Yes, I'd qualify it as technically slotless. However, since it's one of those "You need to hold it in your hands in order for it to work" items, it gets priced as slotted.
As far as water coming out forever, that's your decision. At 1 gallon / round, we're not talking about an extremely fast flow. You could potentially create a few of these to water your croplands, but at 1,000gp each, you're looking at something far beyond the means of most towns.
I thought the uncustomary space limitation applied to the entire cost.
Interesting wrinkle when it comes to combined items.

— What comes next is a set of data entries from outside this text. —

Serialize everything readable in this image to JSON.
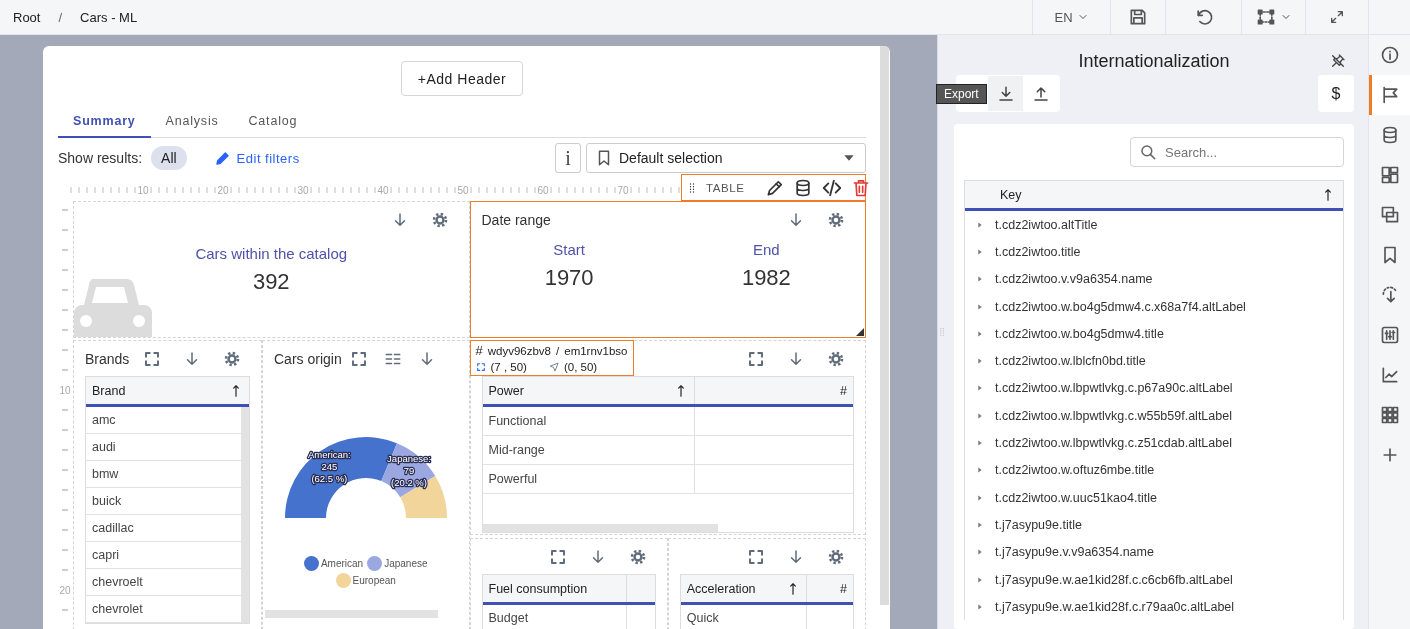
{
  "breadcrumb": [
    {
      "label": "Root"
    },
    {
      "label": "Cars - ML"
    }
  ],
  "breadcrumb_separator": "/",
  "toolbar": {
    "language": "EN"
  },
  "canvas": {
    "add_header": "+Add Header",
    "tabs": [
      {
        "label": "Summary",
        "selected": true
      },
      {
        "label": "Analysis",
        "selected": false
      },
      {
        "label": "Catalog",
        "selected": false
      }
    ],
    "filter_bar": {
      "label": "Show results:",
      "chip": "All",
      "edit_link": "Edit filters",
      "info_button": "i",
      "selection": "Default selection"
    },
    "ruler": {
      "x_labels": [
        "10",
        "20",
        "30",
        "40",
        "50",
        "60",
        "70"
      ],
      "y_labels": [
        "10",
        "20"
      ]
    },
    "widget_toolbar": {
      "label": "TABLE"
    },
    "selection_info": {
      "hash": "#",
      "widget_id": "wdyv96zbv8",
      "separator": "/",
      "parent_id": "em1rnv1bso",
      "size": "(7 , 50)",
      "position": "(0, 50)"
    },
    "kpi_widget": {
      "selected": false,
      "title": "Cars within the catalog",
      "value": "392"
    },
    "date_widget": {
      "selected": true,
      "title": "Date range",
      "start_label": "Start",
      "start": "1970",
      "end_label": "End",
      "end": "1982"
    },
    "brands_widget": {
      "selected": false,
      "title": "Brands",
      "columns": [
        {
          "label": "Brand",
          "sorted": true
        }
      ],
      "rows": [
        "amc",
        "audi",
        "bmw",
        "buick",
        "cadillac",
        "capri",
        "chevroelt",
        "chevrolet"
      ]
    },
    "origin_widget": {
      "selected": false,
      "title": "Cars origin",
      "chart_data": {
        "type": "donut",
        "categories": [
          "American",
          "Japanese",
          "European"
        ],
        "values": [
          62.5,
          20.2,
          17.3
        ],
        "legend": true,
        "colors": [
          "#4472cc",
          "#9ba7e0",
          "#f2d59b"
        ],
        "data_labels": true,
        "value_labels": [
          [
            "American:",
            "245",
            "(62.5 %)"
          ],
          [
            "Japanese:",
            "79",
            "(20.2 %)"
          ],
          null
        ]
      }
    },
    "power_widget": {
      "selected": false,
      "columns": [
        {
          "label": "Power",
          "sorted": true
        },
        {
          "label": "#",
          "sorted": false
        }
      ],
      "rows": [
        "Functional",
        "Mid-range",
        "Powerful"
      ]
    },
    "fuel_widget": {
      "selected": false,
      "columns": [
        {
          "label": "Fuel consumption",
          "sorted": false
        },
        {
          "sorted": false
        }
      ],
      "rows": [
        "Budget"
      ]
    },
    "acceleration_widget": {
      "selected": false,
      "columns": [
        {
          "label": "Acceleration",
          "sorted": true
        },
        {
          "label": "#",
          "sorted": false
        }
      ],
      "rows": [
        "Quick"
      ]
    }
  },
  "right_panel": {
    "title": "Internationalization",
    "tooltip": "Export",
    "currency_button": "$",
    "search_placeholder": "Search...",
    "column": {
      "label": "Key",
      "sorted": true
    },
    "rows": [
      {
        "key": "t.cdz2iwtoo.altTitle",
        "expanded": false
      },
      {
        "key": "t.cdz2iwtoo.title",
        "expanded": false
      },
      {
        "key": "t.cdz2iwtoo.v.v9a6354.name",
        "expanded": false
      },
      {
        "key": "t.cdz2iwtoo.w.bo4g5dmw4.c.x68a7f4.altLabel",
        "expanded": false
      },
      {
        "key": "t.cdz2iwtoo.w.bo4g5dmw4.title",
        "expanded": false
      },
      {
        "key": "t.cdz2iwtoo.w.lblcfn0bd.title",
        "expanded": false
      },
      {
        "key": "t.cdz2iwtoo.w.lbpwtlvkg.c.p67a90c.altLabel",
        "expanded": false
      },
      {
        "key": "t.cdz2iwtoo.w.lbpwtlvkg.c.w55b59f.altLabel",
        "expanded": false
      },
      {
        "key": "t.cdz2iwtoo.w.lbpwtlvkg.c.z51cdab.altLabel",
        "expanded": false
      },
      {
        "key": "t.cdz2iwtoo.w.oftuz6mbe.title",
        "expanded": false
      },
      {
        "key": "t.cdz2iwtoo.w.uuc51kao4.title",
        "expanded": false
      },
      {
        "key": "t.j7asypu9e.title",
        "expanded": false
      },
      {
        "key": "t.j7asypu9e.v.v9a6354.name",
        "expanded": false
      },
      {
        "key": "t.j7asypu9e.w.ae1kid28f.c.c6cb6fb.altLabel",
        "expanded": false
      },
      {
        "key": "t.j7asypu9e.w.ae1kid28f.c.r79aa0c.altLabel",
        "expanded": false
      }
    ]
  },
  "rail": [
    {
      "kind": "info",
      "selected": false
    },
    {
      "kind": "flag",
      "selected": true
    },
    {
      "kind": "database",
      "selected": false
    },
    {
      "kind": "layout",
      "selected": false
    },
    {
      "kind": "copies",
      "selected": false
    },
    {
      "kind": "bookmark",
      "selected": false
    },
    {
      "kind": "rotate",
      "selected": false
    },
    {
      "kind": "sliders",
      "selected": false
    },
    {
      "kind": "chart",
      "selected": false
    },
    {
      "kind": "grid",
      "selected": false
    },
    {
      "kind": "plus",
      "selected": false
    }
  ]
}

You can make any wondrous item you want in any slot, and then add further abilities later on.
SRD said:
ADDING NEW ABILITIES
A creator can add new magical abilities to a magic item with no restrictions. The cost to do this is the same as if the item was not magical. Thus, a +1 longsword can be made into a +2 vorpal longsword, with the cost to create it being equal to that of a +2 vorpal sword minus the cost of a +1 sword.
If the item is one that occupies a specific place on a character’s body the cost of adding any additional ability to that item increases by 50%. For example, if a character adds the power to confer invisibility to her ring of protection +2, the cost of adding this ability is the same as for creating a ring of invisibility multiplied by 1.5.
So, given that, you should only apply the "Wrong Slot" charge to those parts which are actually in the wrong slot.
Therefore, when looking at a Belt of UberArmor, what you're really looking at doing is taking a Belt of Armor +4 and a Belt of Natural Armor +2 and smashing them together.
The Belt of Armor +4 is in the wrong slot, and so gets the increase. The Belt of Natural Armor is not, and so it doesn't. However, you're combining two powers in a single slot, so the cheaper ability gets a 50% increase in price.
And I figure that a +2 natural armor is similar to a +4 armor, so I applied the multiple similar abilities discount. ... Do you not think the bonuses to AC are similar enough for the discount?
Don't do that.
Generally, the only time you should provide the multiple similar abilities discount is when the player has to make an either / or choice, as with a staff. You cannot use both the Fireball power and the Flaming Sphere power of a Staff of Fire simultaneously, and using one reduces your ability to use the other (through shared charges).
If you had a belt that could do *either* +4 Armor or +2 Enhancement to Natural Armor, I
might grant the discount.
On a belt that grants both, however, I would not.